The students at Our Lady of Sorrows School, Corona, enthusiastically welcomed their bishop when he came to celebrate Catholic Schools Week with them.

The choir greeted him with song, which Bishop Nicholas DiMarzio told them they performed very well.

“Their singing is wonderful,” said Anthony Biscione, deputy superintendent of Catholic Schools. “It’s nice to hear them sing ‘God Bless America,’ but also to hear them sing in what is for many of them their native language: Spanish.”

The school community also prepared gifts for the bishop. The first was a basket of cooking tools, which the bishop accepted gratefully.

A student asks Bishop Nicholas DiMarzio a question during the “Stump the Bishop” session when the bishop visited Our Lady of Sorrows School, Corona, to celebrate Catholic Schools Week. (Photo by Antonina Zielinska)
A student asks Bishop Nicholas DiMarzio a question during the “Stump the Bishop” session when the bishop visited Our Lady of Sorrows School, Corona, to celebrate Catholic Schools Week. (Photo by Antonina Zielinska)

“I like to cook,” he explained to the children, “because I like to eat.”

The students were further able to get to know the bishop during his traditional ‘Stump the Bishop’ session. He told the students he would answer their questions, but he warned them that he knew nothing about the new math so they should stay clear of the subject.

Although the bishop encouraged them to ask questions about religion, many of them were curious to find out about the bishop as a person. They asked him many questions about his own personal interests and history, all of which he answered.

The children learned that the bishop likes to drink water and eat pasta. They learned that he hails from New Jersey and that he was in school for 26 years.

The importance of these questions became clear when one student asked: “What made you want to be a priest?”

The bishop explained that it was the priests that came before him that inspired him to answer God’s calling. It was the priests that he knew personally that showed him the way.

When speaking to the students, Bishop DiMarzio urged them to thank their parents for making sacrifices for them to attend a Catholic school. He also asked them to thank their teachers for guiding them. It is thanks to parents and teachers that they are given the opportunity to go to a school where they are encouraged to grow in faith, he said.

“We need faith to carry us through life,” he told them.

At the beginning of the assembly, Kathleen Bollinger, co-principal, said this is the true importance of Catholic schools.

“What makes us special is that while we are here, we are learning to be good friends to Jesus,” she said.

Not forgetting the relationship the school has helped them develop with God, the second gift the students presented to the bishop was artwork they created to express the Nicene Creed.

Bollinger said that each grade, kindergarten to eighth, worked on a section of the creed and then expressed it in a visual manner. Among the results were books of art the bishop received.

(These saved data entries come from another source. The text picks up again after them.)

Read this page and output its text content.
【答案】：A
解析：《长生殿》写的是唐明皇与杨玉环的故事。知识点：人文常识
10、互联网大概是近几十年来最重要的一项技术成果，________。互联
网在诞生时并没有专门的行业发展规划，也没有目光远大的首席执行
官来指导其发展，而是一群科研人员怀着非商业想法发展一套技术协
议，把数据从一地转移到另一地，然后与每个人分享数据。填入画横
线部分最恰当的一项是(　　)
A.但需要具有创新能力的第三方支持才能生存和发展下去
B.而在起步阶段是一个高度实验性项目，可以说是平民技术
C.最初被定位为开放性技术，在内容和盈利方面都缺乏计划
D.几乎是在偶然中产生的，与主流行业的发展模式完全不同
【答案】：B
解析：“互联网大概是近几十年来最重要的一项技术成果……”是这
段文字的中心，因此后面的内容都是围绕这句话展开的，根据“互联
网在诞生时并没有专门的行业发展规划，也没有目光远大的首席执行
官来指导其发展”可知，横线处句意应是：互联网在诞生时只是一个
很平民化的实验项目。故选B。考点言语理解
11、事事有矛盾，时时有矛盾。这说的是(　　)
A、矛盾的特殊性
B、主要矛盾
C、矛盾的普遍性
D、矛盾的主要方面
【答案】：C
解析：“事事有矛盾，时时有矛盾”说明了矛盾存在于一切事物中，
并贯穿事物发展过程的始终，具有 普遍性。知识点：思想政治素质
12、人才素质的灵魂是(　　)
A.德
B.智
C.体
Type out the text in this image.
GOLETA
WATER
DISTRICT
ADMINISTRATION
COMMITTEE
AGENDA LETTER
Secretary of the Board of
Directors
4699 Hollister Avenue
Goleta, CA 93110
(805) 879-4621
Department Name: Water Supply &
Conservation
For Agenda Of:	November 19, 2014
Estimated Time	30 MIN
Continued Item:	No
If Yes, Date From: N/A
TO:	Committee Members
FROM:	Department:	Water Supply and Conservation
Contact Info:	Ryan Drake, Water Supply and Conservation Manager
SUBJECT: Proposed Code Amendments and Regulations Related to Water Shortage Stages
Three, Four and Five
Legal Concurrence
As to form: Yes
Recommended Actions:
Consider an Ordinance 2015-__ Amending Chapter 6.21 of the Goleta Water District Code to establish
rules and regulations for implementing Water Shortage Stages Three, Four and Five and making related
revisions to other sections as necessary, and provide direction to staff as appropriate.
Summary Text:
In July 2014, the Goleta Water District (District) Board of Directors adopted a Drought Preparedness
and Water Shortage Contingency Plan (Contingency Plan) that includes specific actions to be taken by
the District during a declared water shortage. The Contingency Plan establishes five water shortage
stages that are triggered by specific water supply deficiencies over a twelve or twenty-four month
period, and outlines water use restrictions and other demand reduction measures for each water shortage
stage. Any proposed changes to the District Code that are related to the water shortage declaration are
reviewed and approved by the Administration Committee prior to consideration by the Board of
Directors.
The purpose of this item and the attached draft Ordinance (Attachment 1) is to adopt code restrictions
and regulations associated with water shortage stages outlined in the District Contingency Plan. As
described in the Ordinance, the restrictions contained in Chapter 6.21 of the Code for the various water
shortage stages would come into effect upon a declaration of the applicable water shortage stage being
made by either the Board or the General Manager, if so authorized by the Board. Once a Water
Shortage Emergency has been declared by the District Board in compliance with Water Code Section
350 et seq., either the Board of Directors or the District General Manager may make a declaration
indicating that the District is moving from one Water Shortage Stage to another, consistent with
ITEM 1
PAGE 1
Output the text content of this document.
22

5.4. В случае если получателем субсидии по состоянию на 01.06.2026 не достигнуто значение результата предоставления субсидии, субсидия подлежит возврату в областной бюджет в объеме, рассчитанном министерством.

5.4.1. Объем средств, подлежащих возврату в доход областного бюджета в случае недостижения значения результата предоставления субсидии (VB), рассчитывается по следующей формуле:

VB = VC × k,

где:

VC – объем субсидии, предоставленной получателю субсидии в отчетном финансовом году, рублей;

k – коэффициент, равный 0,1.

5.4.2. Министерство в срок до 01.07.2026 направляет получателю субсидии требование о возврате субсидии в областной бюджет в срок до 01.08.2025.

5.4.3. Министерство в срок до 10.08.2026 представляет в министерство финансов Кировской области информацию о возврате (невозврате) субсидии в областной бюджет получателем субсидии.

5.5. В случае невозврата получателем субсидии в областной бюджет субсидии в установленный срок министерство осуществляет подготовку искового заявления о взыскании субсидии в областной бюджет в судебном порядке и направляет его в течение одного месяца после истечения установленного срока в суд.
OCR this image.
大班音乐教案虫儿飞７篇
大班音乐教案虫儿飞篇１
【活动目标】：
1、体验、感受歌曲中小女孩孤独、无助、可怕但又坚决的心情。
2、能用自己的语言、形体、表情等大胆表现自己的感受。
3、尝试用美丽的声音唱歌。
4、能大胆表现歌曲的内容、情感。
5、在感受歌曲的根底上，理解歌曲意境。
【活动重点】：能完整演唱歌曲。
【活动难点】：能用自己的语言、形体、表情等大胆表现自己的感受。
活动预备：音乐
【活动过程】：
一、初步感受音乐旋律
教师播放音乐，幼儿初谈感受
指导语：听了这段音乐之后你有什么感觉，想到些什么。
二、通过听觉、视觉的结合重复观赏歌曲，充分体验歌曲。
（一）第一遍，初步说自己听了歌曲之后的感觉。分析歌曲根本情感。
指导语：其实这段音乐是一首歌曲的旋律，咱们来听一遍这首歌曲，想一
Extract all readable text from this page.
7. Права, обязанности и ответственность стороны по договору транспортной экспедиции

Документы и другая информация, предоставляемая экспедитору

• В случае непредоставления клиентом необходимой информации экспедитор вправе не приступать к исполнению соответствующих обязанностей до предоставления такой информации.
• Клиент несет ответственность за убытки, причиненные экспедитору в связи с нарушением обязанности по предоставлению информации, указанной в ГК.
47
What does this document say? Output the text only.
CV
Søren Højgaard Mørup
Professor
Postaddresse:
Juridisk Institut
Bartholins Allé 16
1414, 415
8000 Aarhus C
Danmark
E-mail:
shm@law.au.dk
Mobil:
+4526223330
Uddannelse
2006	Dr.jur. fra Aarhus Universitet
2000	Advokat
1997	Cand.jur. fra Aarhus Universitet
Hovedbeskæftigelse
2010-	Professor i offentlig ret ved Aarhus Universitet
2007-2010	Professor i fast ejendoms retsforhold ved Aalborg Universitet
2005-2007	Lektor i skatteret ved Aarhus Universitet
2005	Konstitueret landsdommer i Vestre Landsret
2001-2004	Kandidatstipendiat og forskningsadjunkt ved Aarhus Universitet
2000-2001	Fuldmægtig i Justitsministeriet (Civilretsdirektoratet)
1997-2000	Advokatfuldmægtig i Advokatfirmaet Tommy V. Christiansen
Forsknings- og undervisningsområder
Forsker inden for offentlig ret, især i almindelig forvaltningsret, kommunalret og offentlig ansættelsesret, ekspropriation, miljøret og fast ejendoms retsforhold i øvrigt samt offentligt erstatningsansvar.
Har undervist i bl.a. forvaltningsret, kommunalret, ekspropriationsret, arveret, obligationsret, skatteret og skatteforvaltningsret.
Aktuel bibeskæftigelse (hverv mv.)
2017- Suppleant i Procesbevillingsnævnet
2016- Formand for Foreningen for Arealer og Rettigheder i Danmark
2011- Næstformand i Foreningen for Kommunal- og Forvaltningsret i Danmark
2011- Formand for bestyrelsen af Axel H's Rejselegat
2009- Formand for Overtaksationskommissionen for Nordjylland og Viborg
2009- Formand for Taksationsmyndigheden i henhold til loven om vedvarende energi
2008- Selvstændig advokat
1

After the assembly, the bishop visited the children in their classrooms. He saw firsthand how the school used a combination of modern technology, such as SMART Boards, along with traditional teaching methods, such as cursive writing exercises, to educate their children.

Having already answered the children’s questions, he took the opportunity to ask his own questions. The students eagerly answered. They explained to him that they use Edmodo, an online networking site to help each other with homework and assignments. Younger students showed him how they use SMART Boards to learn to spell. One of the students even took a crack at trying to explain what the “new math” was.

Biscione said that Our Lady of Sorrows embodies this year’s Catholic School Week theme: Catholic Schools Raise the Standards.

“The theme reminds us that we cannot be a Catholic School without being a school of excellence,” he said. “They are one in the same.”